Now we can try to step outside of the current system, get off the grid, participate in the grey market, etc. – all the stuff Kevin Carson writes about in his homebrew writings – I'm all for that and think it is a necessity if things are going to change (and partly because in this case the means are the ends), however, as Anna wrote,
"To take it a bit further, the more you outlaw guns, the more of an outlaw those who still have guns will be"
THAT aspect of humanity is still there, and the more you try to step outside the system, the more people who try, the greater the retaliation will be. It is this aspect of humanity that I think it too often assumed away in explaining how anarchist society would function.
"Take away the government and you still have people who will look for a means to control other people."
In other words they will look for a means of government.

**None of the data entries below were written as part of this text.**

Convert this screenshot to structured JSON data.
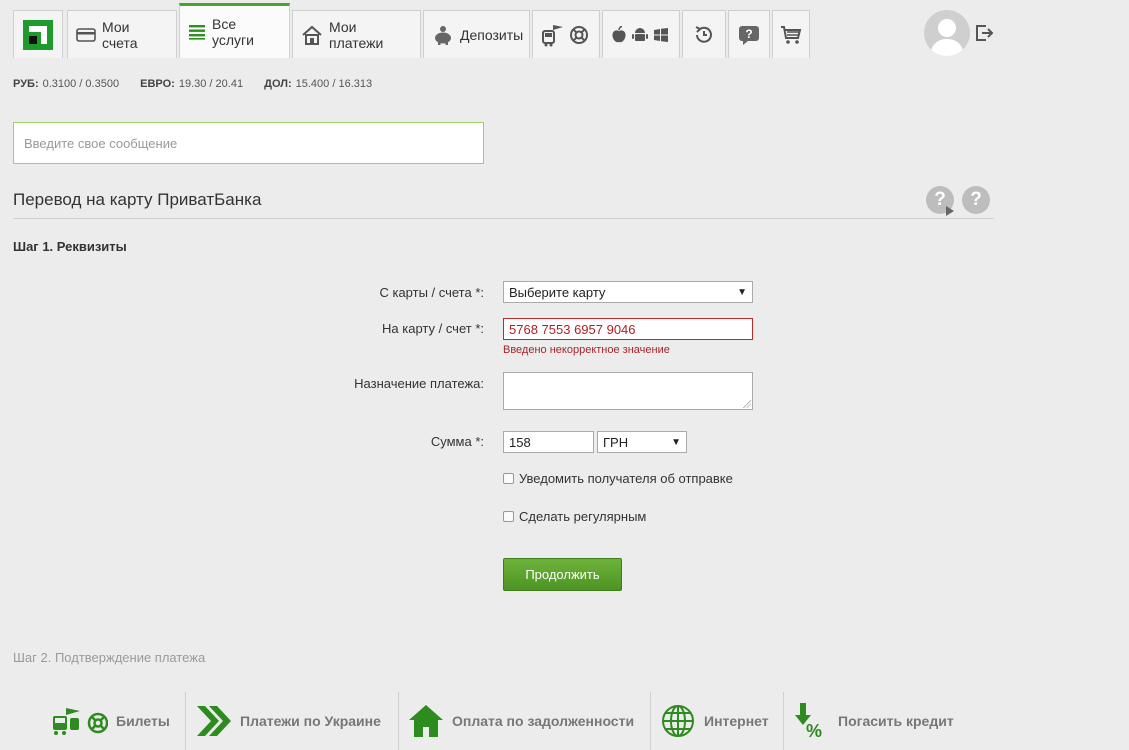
{
  "nav": {
    "tabs": [
      {
        "label": "Мои счета",
        "icon": "card-icon"
      },
      {
        "label": "Все услуги",
        "icon": "list-icon",
        "active": true
      },
      {
        "label": "Мои платежи",
        "icon": "house-icon"
      },
      {
        "label": "Депозиты",
        "icon": "piggy-bank-icon"
      }
    ]
  },
  "rates": [
    {
      "code": "РУБ:",
      "value": "0.3100 / 0.3500"
    },
    {
      "code": "ЕВРО:",
      "value": "19.30 / 20.41"
    },
    {
      "code": "ДОЛ:",
      "value": "15.400 / 16.313"
    }
  ],
  "message": {
    "placeholder": "Введите свое сообщение"
  },
  "section": {
    "title": "Перевод на карту ПриватБанка",
    "step1": "Шаг 1. Реквизиты",
    "step2": "Шаг 2. Подтверждение платежа"
  },
  "form": {
    "from_label": "С карты / счета *:",
    "from_value": "Выберите карту",
    "to_label": "На карту / счет *:",
    "to_value": "5768 7553 6957 9046",
    "to_error": "Введено некорректное значение",
    "purpose_label": "Назначение платежа:",
    "amount_label": "Сумма *:",
    "amount_value": "158",
    "currency_value": "ГРН",
    "notify_label": "Уведомить получателя об отправке",
    "regular_label": "Сделать регулярным",
    "continue_label": "Продолжить"
  },
  "bottom": [
    {
      "label": "Билеты",
      "icon": "tickets-icon"
    },
    {
      "label": "Платежи по Украине",
      "icon": "double-chevron-icon"
    },
    {
      "label": "Оплата по задолженности",
      "icon": "home-green-icon"
    },
    {
      "label": "Интернет",
      "icon": "globe-icon"
    },
    {
      "label": "Погасить кредит",
      "icon": "credit-percent-icon"
    }
  ],
  "colors": {
    "accent": "#48a32f",
    "brand": "#1e9b2c",
    "error": "#c0282d"
  }
}
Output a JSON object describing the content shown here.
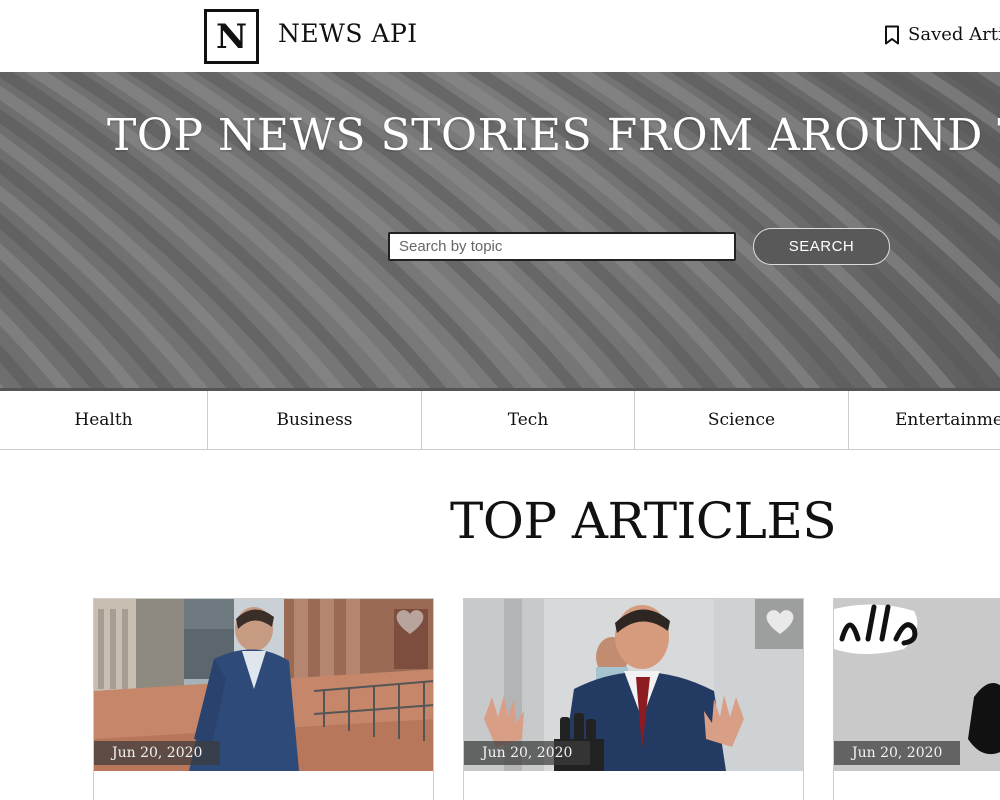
{
  "brand": {
    "logo_letter": "N",
    "name": "NEWS API"
  },
  "nav": {
    "saved_label": "Saved Articles"
  },
  "hero": {
    "title": "TOP NEWS STORIES FROM AROUND THE WORLD",
    "search_placeholder": "Search by topic",
    "search_button": "SEARCH"
  },
  "categories": [
    "Health",
    "Business",
    "Tech",
    "Science",
    "Entertainment"
  ],
  "section_title": "TOP ARTICLES",
  "articles": [
    {
      "date": "Jun 20, 2020",
      "favorite_icon": "heart-icon"
    },
    {
      "date": "Jun 20, 2020",
      "favorite_icon": "heart-icon"
    },
    {
      "date": "Jun 20, 2020",
      "favorite_icon": "heart-icon"
    }
  ],
  "colors": {
    "hero_bg": "#707070",
    "button_bg": "#595959",
    "text": "#111111"
  }
}
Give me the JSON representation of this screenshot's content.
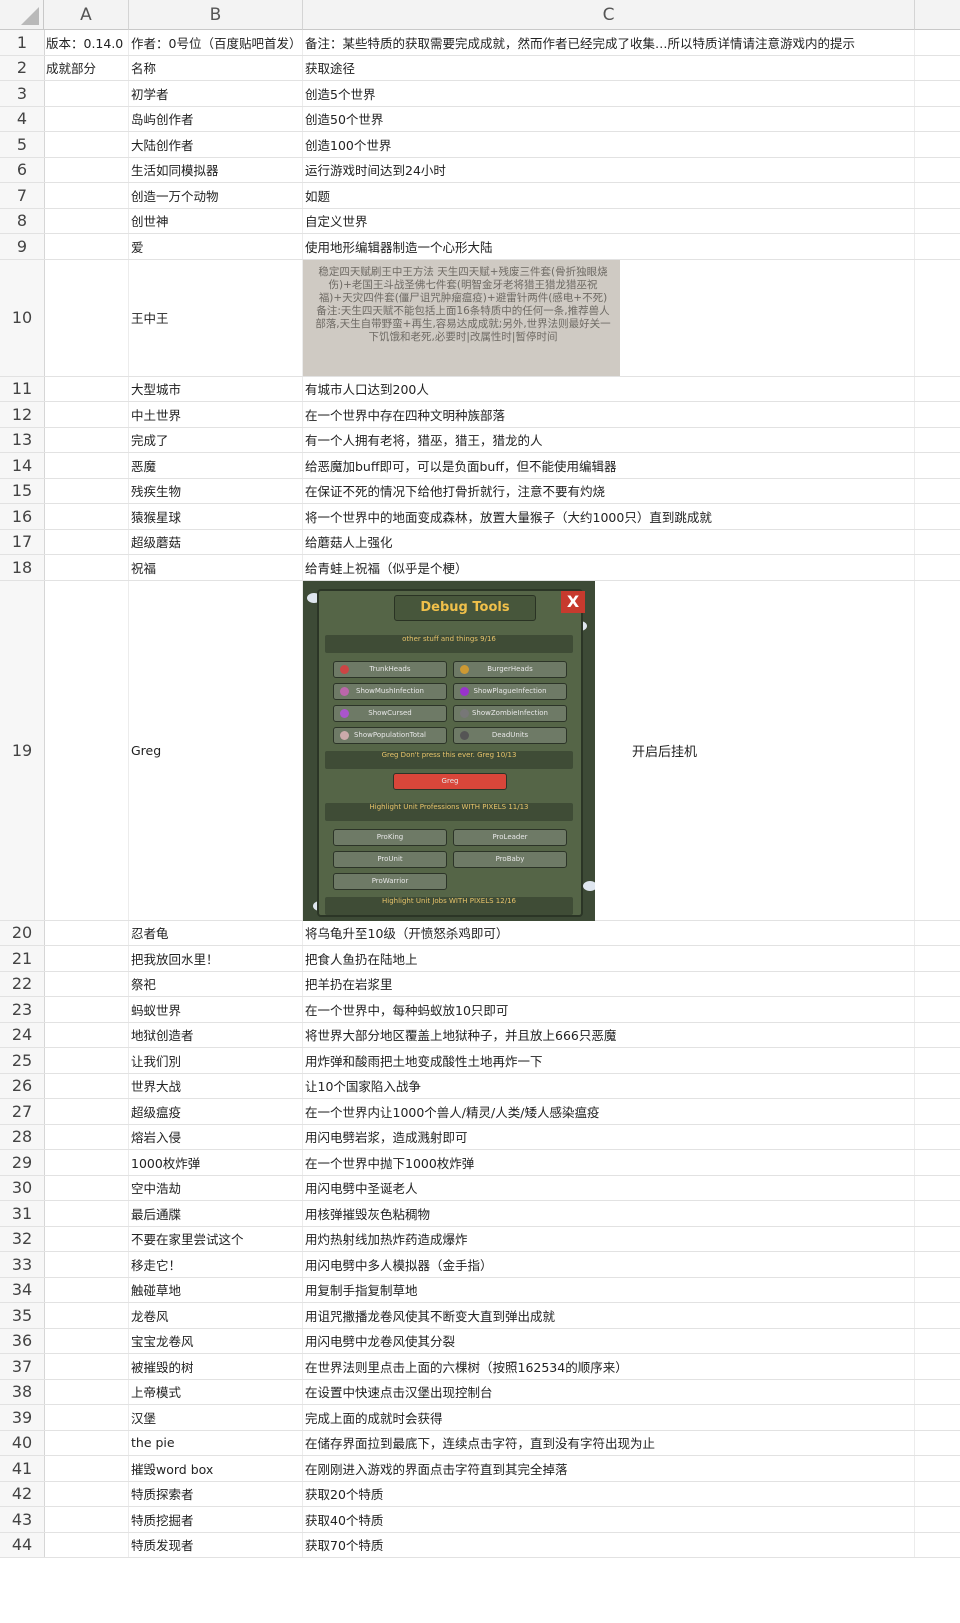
{
  "columns": [
    "A",
    "B",
    "C"
  ],
  "rows": [
    {
      "n": "1",
      "a": "版本：0.14.0",
      "b": "作者：0号位（百度贴吧首发）",
      "c": "备注：某些特质的获取需要完成成就，然而作者已经完成了收集…所以特质详情请注意游戏内的提示"
    },
    {
      "n": "2",
      "a": "成就部分",
      "b": "名称",
      "c": "获取途径"
    },
    {
      "n": "3",
      "a": "",
      "b": "初学者",
      "c": "创造5个世界"
    },
    {
      "n": "4",
      "a": "",
      "b": "岛屿创作者",
      "c": "创造50个世界"
    },
    {
      "n": "5",
      "a": "",
      "b": "大陆创作者",
      "c": "创造100个世界"
    },
    {
      "n": "6",
      "a": "",
      "b": "生活如同模拟器",
      "c": "运行游戏时间达到24小时"
    },
    {
      "n": "7",
      "a": "",
      "b": "创造一万个动物",
      "c": "如题"
    },
    {
      "n": "8",
      "a": "",
      "b": "创世神",
      "c": "自定义世界"
    },
    {
      "n": "9",
      "a": "",
      "b": "爱",
      "c": "使用地形编辑器制造一个心形大陆"
    },
    {
      "n": "10",
      "a": "",
      "b": "王中王",
      "c": ""
    },
    {
      "n": "11",
      "a": "",
      "b": "大型城市",
      "c": "有城市人口达到200人"
    },
    {
      "n": "12",
      "a": "",
      "b": "中土世界",
      "c": "在一个世界中存在四种文明种族部落"
    },
    {
      "n": "13",
      "a": "",
      "b": "完成了",
      "c": "有一个人拥有老将，猎巫，猎王，猎龙的人"
    },
    {
      "n": "14",
      "a": "",
      "b": "恶魔",
      "c": "给恶魔加buff即可，可以是负面buff，但不能使用编辑器"
    },
    {
      "n": "15",
      "a": "",
      "b": "残疾生物",
      "c": "在保证不死的情况下给他打骨折就行，注意不要有灼烧"
    },
    {
      "n": "16",
      "a": "",
      "b": "猿猴星球",
      "c": "将一个世界中的地面变成森林，放置大量猴子（大约1000只）直到跳成就"
    },
    {
      "n": "17",
      "a": "",
      "b": "超级蘑菇",
      "c": "给蘑菇人上强化"
    },
    {
      "n": "18",
      "a": "",
      "b": "祝福",
      "c": "给青蛙上祝福（似乎是个梗）"
    },
    {
      "n": "19",
      "a": "",
      "b": "Greg",
      "c": "",
      "d": "开启后挂机"
    },
    {
      "n": "20",
      "a": "",
      "b": "忍者龟",
      "c": "将乌龟升至10级（开愤怒杀鸡即可）"
    },
    {
      "n": "21",
      "a": "",
      "b": "把我放回水里！",
      "c": "把食人鱼扔在陆地上"
    },
    {
      "n": "22",
      "a": "",
      "b": "祭祀",
      "c": "把羊扔在岩浆里"
    },
    {
      "n": "23",
      "a": "",
      "b": "蚂蚁世界",
      "c": "在一个世界中，每种蚂蚁放10只即可"
    },
    {
      "n": "24",
      "a": "",
      "b": "地狱创造者",
      "c": "将世界大部分地区覆盖上地狱种子，并且放上666只恶魔"
    },
    {
      "n": "25",
      "a": "",
      "b": "让我们別",
      "c": "用炸弹和酸雨把土地变成酸性土地再炸一下"
    },
    {
      "n": "26",
      "a": "",
      "b": "世界大战",
      "c": "让10个国家陷入战争"
    },
    {
      "n": "27",
      "a": "",
      "b": "超级瘟疫",
      "c": "在一个世界内让1000个兽人/精灵/人类/矮人感染瘟疫"
    },
    {
      "n": "28",
      "a": "",
      "b": "熔岩入侵",
      "c": "用闪电劈岩浆，造成溅射即可"
    },
    {
      "n": "29",
      "a": "",
      "b": "1000枚炸弹",
      "c": "在一个世界中抛下1000枚炸弹"
    },
    {
      "n": "30",
      "a": "",
      "b": "空中浩劫",
      "c": "用闪电劈中圣诞老人"
    },
    {
      "n": "31",
      "a": "",
      "b": "最后通牒",
      "c": "用核弹摧毁灰色粘稠物"
    },
    {
      "n": "32",
      "a": "",
      "b": "不要在家里尝试这个",
      "c": "用灼热射线加热炸药造成爆炸"
    },
    {
      "n": "33",
      "a": "",
      "b": "移走它！",
      "c": "用闪电劈中多人模拟器（金手指）"
    },
    {
      "n": "34",
      "a": "",
      "b": "触碰草地",
      "c": "用复制手指复制草地"
    },
    {
      "n": "35",
      "a": "",
      "b": "龙卷风",
      "c": "用诅咒撒播龙卷风使其不断变大直到弹出成就"
    },
    {
      "n": "36",
      "a": "",
      "b": "宝宝龙卷风",
      "c": "用闪电劈中龙卷风使其分裂"
    },
    {
      "n": "37",
      "a": "",
      "b": "被摧毁的树",
      "c": "在世界法则里点击上面的六棵树（按照162534的顺序来）"
    },
    {
      "n": "38",
      "a": "",
      "b": "上帝模式",
      "c": "在设置中快速点击汉堡出现控制台"
    },
    {
      "n": "39",
      "a": "",
      "b": "汉堡",
      "c": "完成上面的成就时会获得"
    },
    {
      "n": "40",
      "a": "",
      "b": "the pie",
      "c": "在储存界面拉到最底下，连续点击字符，直到没有字符出现为止"
    },
    {
      "n": "41",
      "a": "",
      "b": "摧毁word box",
      "c": "在刚刚进入游戏的界面点击字符直到其完全掉落"
    },
    {
      "n": "42",
      "a": "",
      "b": "特质探索者",
      "c": "获取20个特质"
    },
    {
      "n": "43",
      "a": "",
      "b": "特质挖掘者",
      "c": "获取40个特质"
    },
    {
      "n": "44",
      "a": "",
      "b": "特质发现者",
      "c": "获取70个特质"
    }
  ],
  "row10_image_text": "稳定四天赋刷王中王方法\n天生四天赋+残废三件套(骨折独眼烧伤)+老国王斗战圣佛七件套(明智金牙老将猎王猎龙猎巫祝福)+天灾四件套(僵尸诅咒肿瘤瘟疫)+避雷针两件(感电+不死)\n备注:天生四天赋不能包括上面16条特质中的任何一条,推荐兽人部落,天生自带野蛮+再生,容易达成成就;另外,世界法则最好关一下饥饿和老死,必要时|改属性时|暂停时间",
  "debug_tools": {
    "title": "Debug Tools",
    "close": "X",
    "section1": "other stuff and things",
    "section1_count": "9/16",
    "buttons1": [
      "TrunkHeads",
      "BurgerHeads",
      "ShowMushInfection",
      "ShowPlagueInfection",
      "ShowCursed",
      "ShowZombieInfection",
      "ShowPopulationTotal",
      "DeadUnits"
    ],
    "section2": "Greg Don't press this ever. Greg",
    "section2_count": "10/13",
    "greg_button": "Greg",
    "section3": "Highlight Unit Professions WITH PIXELS",
    "section3_count": "11/13",
    "buttons3": [
      "ProKing",
      "ProLeader",
      "ProUnit",
      "ProBaby",
      "ProWarrior"
    ],
    "section4": "Highlight Unit Jobs WITH PIXELS",
    "section4_count": "12/16"
  }
}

If they find one, then we haven't achieved anarchy.
"so, when we describe anarchic worlds in which this already exists, we are assuming an idealized outcome which is itself an ingredient necessary for the outcome."
Well, when we imagine an anarchist society, we are assuming that this understanding is widespread. There's no contradiction in there. Until that understanding is widespread enough for an anarchist society to exist, there won't be one.
"when we imagine an anarchist society, we are assuming that this understanding is widespread. … Until that understanding is widespread enough for an anarchist society to exist, there won’t be one."
Are you saying that you feel an anarchistic society will not be possible until the theoretical tenets of anti-hierarchism are widely accepted? If so, it seems that we could never reach that benchmark.
IMO, we must build anarchistic communities within the confines of the State to provide a model alternative to Statism. Once we show that independent (and interdependent) communities can not only survive, but thrive "off the grid," securely and self-sufficiently, the movement can attract sufficient numbers to tip the balance away from the complacency and fear under which the average person now struggles. People will need real life examples, not theory alone, to give up the comfort of their cages.
The idea of the anarchist community described in the 9th paragraph is the closest description of Anarchist-Communism I've ever seen on this site. Congratulations!
Thanks Ran! I am definitely influenced by Marx, and even more so Bakunin, but I'd call myself more of an anarchist without adjectives.
I suspect anarchist economics will be very different from any statist form that we're used to. Freedom without hierarchy, and mutual aid without forced participation, is something people (probably even me) will find shocking when put into practice.
Anna, After reading your piece it got me thinking about a point you made….
You said that the State is basically an agency of responsibility avoidance (I think I am paraphrasing here).
Is this why so called,"Limited" (any Anarchist worth his salt knows this a boldface lie but I digress) Government "succeeds" at first since the citizens living under it still have most of their responsiblities at this point.
However, once the genie is out of the bottle,so to speak, the precident is set which puts in motion a incremental relieving of resposibilities which puts us at National Health Care today?
Let me know what you think and I would love to see you explore the topic of the State as an assumer of responsibilities in a future column.
Thanks
That's a good way of putting it, A70.